7 Ne mutlu merhametli olanlara! Çünkü onlar merhamet bulacaklar. Abartı mı? Günümüz dünya düzeninde merhametli olmak ha... kesinlikle aptallık. Evet aptallık ama merhametten kastedileni anlamayan için. Merhamet karşılıksız vermektir. Oysa hepimizin ağzında şu laf pelesenk olmuştur: "Yahu yapılan iyilikler söylenmez ama: Şu adi herifi de pislik çukurundan çıkardım şimdi suratımıza bakmıyor". Neden baksın ki? Sen zaten açıklamışsın: Sözde merhamet ederek, pislik çukurundan çıkardığın adam başka bir adamdı. O pislik çukurundaki adamdı ve senden merhameti öğrenmedi ki sen onu çıkarırken. Her şeyin bedeli olduğunu öğrendi. Yani ne verdiysen onu alıyorsun. Peki hiç düşündün mü? Kaç kişi senin hakkında aynı şekilde konuşuyor? Kısaca gerçekten merhamet eden biri olsaydın kimse senin hakkında da öyle konuşamazdı ve işte merhametli olarak bulduğun merhamet.

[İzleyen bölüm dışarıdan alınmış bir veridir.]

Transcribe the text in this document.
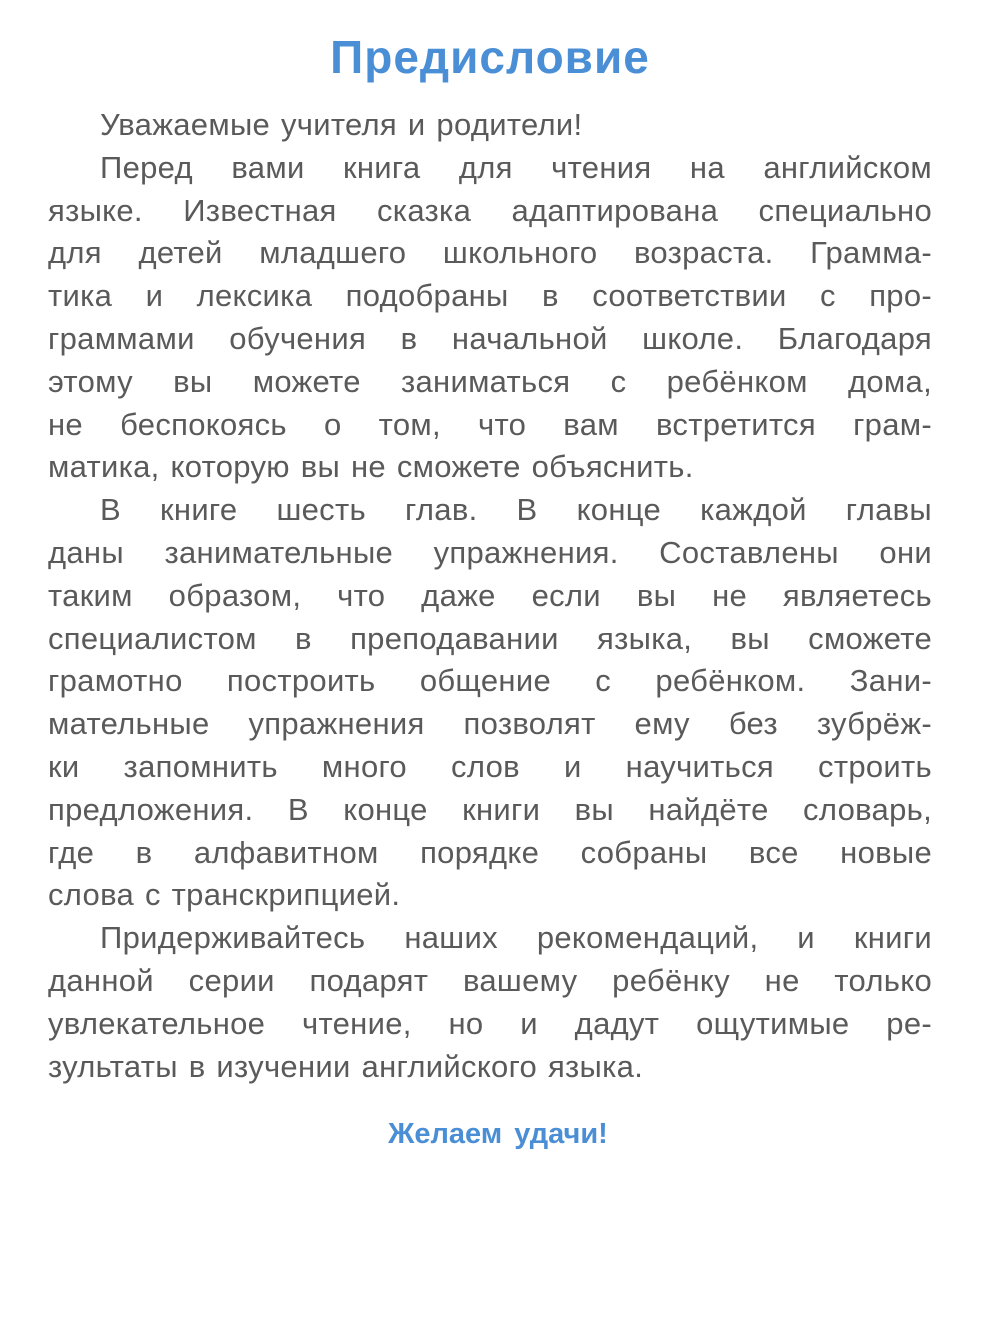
Предисловие
Уважаемые учителя и родители!
Перед вами книга для чтения на английском
языке. Известная сказка адаптирована специально
для детей младшего школьного возраста. Грамма-
тика и лексика подобраны в соответствии с про-
граммами обучения в начальной школе. Благодаря
этому вы можете заниматься с ребёнком дома,
не беспокоясь о том, что вам встретится грам-
матика, которую вы не сможете объяснить.
В книге шесть глав. В конце каждой главы
даны занимательные упражнения. Составлены они
таким образом, что даже если вы не являетесь
специалистом в преподавании языка, вы сможете
грамотно построить общение с ребёнком. Зани-
мательные упражнения позволят ему без зубрёж-
ки запомнить много слов и научиться строить
предложения. В конце книги вы найдёте словарь,
где в алфавитном порядке собраны все новые
слова с транскрипцией.
Придерживайтесь наших рекомендаций, и книги
данной серии подарят вашему ребёнку не только
увлекательное чтение, но и дадут ощутимые ре-
зультаты в изучении английского языка.
Желаем удачи!
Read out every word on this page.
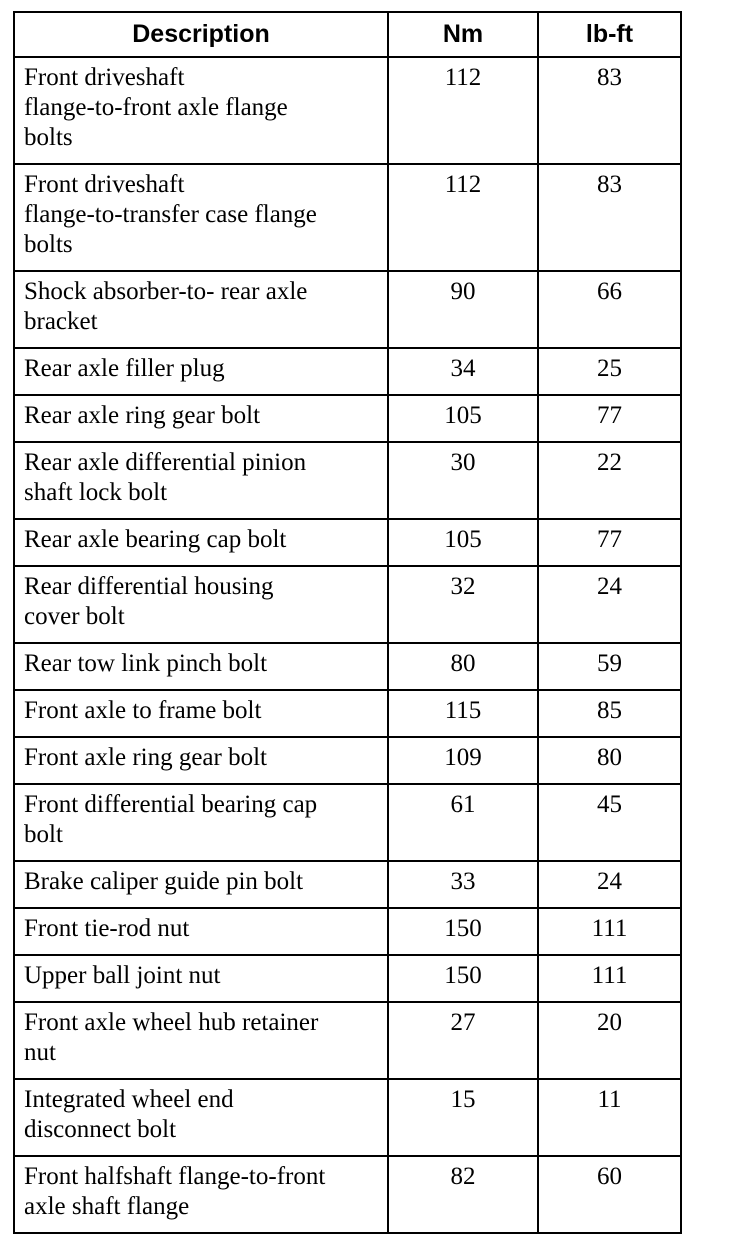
Description	Nm	lb-ft
Front driveshaft
flange-to-front axle flange
bolts	112	83
Front driveshaft
flange-to-transfer case flange
bolts	112	83
Shock absorber-to- rear axle
bracket	90	66
Rear axle filler plug	34	25
Rear axle ring gear bolt	105	77
Rear axle differential pinion
shaft lock bolt	30	22
Rear axle bearing cap bolt	105	77
Rear differential housing
cover bolt	32	24
Rear tow link pinch bolt	80	59
Front axle to frame bolt	115	85
Front axle ring gear bolt	109	80
Front differential bearing cap
bolt	61	45
Brake caliper guide pin bolt	33	24
Front tie-rod nut	150	111
Upper ball joint nut	150	111
Front axle wheel hub retainer
nut	27	20
Integrated wheel end
disconnect bolt	15	11
Front halfshaft flange-to-front
axle shaft flange	82	60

8 Ne mutlu yüreği temiz olanlara! Çünkü onlar Tanrı'yı görecekler. Kimdir bu tanrı? Ki görebilmek için yüreğin temiz olması gerek. Ya da ne ilgisi var yüreğin temizliğiyle, tanrıyı görmenin? Aslında bana her zaman çok komik gelmiştir insanoğlunun tanrıyı arayışı. Çünkü aynı dine veya ideolojiye, ya da inanç sistemine diyelim, mensup olanların bile her birinin kafasındaki tanrı kavramı özgündür. Yani herkesin tanrısı kendi algılamları, istekleri, buldukları vb. ile şekillenir. Öyle ise: madem ki her kes kendi tanrısını kendi algılamlarıyla şekillendiriyorsa kendi içine baksa tanrısını görecektir. Neden göremez peki? Çünkü bakmaz. bakmak istemez. Bakamaz. Kendisi bile şekillendirmiş olsa, bilir ki o kavram temizdir. Ve kendisi kısa vadeli çıkarlar uğruna, saflığını satmaktadır. Kendi şekillendirdiği tanrıya bile ihanet eden bir aptallar güruhu. Bana şu sözü anımsatıyor: "Allah onları amaçsızlığa terketti.". Evet işte sonuç: İster içinde bulunduğunuz sistemin tanımladığı tanrı olsun isterse kendi şekillendirdiğiniz tanrı... Ona leke yakıştıramıyorsunuz. Oysa kendinizi satıyorsunuz. vaz geçseniz kendinizi kirletmekten zaten tanrının içinizde olduğunu göreceksiniz.
9 Ne mutlu barışı sağlayanlara! Çünkü onlara Tanrı oğulları denecek. Başka bir sonuç beklenebilir mi ki? Önceki notları anımsarsak: Ruhta yoksul, yaslı, yumuşak huylu, doğruluğa acıkıp susayan, merhametli ve yüreği temiz değilseniz barış sağlayamazsınız. Çünkü arzulayacağınız barış sizin çıkarlarınıza hizmet etmek zorundadır. Yok eğer gerçek bir barış arzularsanız ve öncesinde saydığımız niteliklere de sahipseniz zaten barışı arzulayan olamazsınız. Barışı sağlarsınız. Ki bu da anormaldir (mevcut sisteme göre) ve mutlaka sorgulanır. İşine gelmeyenler dahil, sizi yok etmek isteyenler dahil, her kes istisnasız kabul edecektir ki göktensiniz. Çünkü yer (mevcut düzen) böylesi bir örneğe sahip değildir. Öyleyse barışı sağlayan yerden değildir.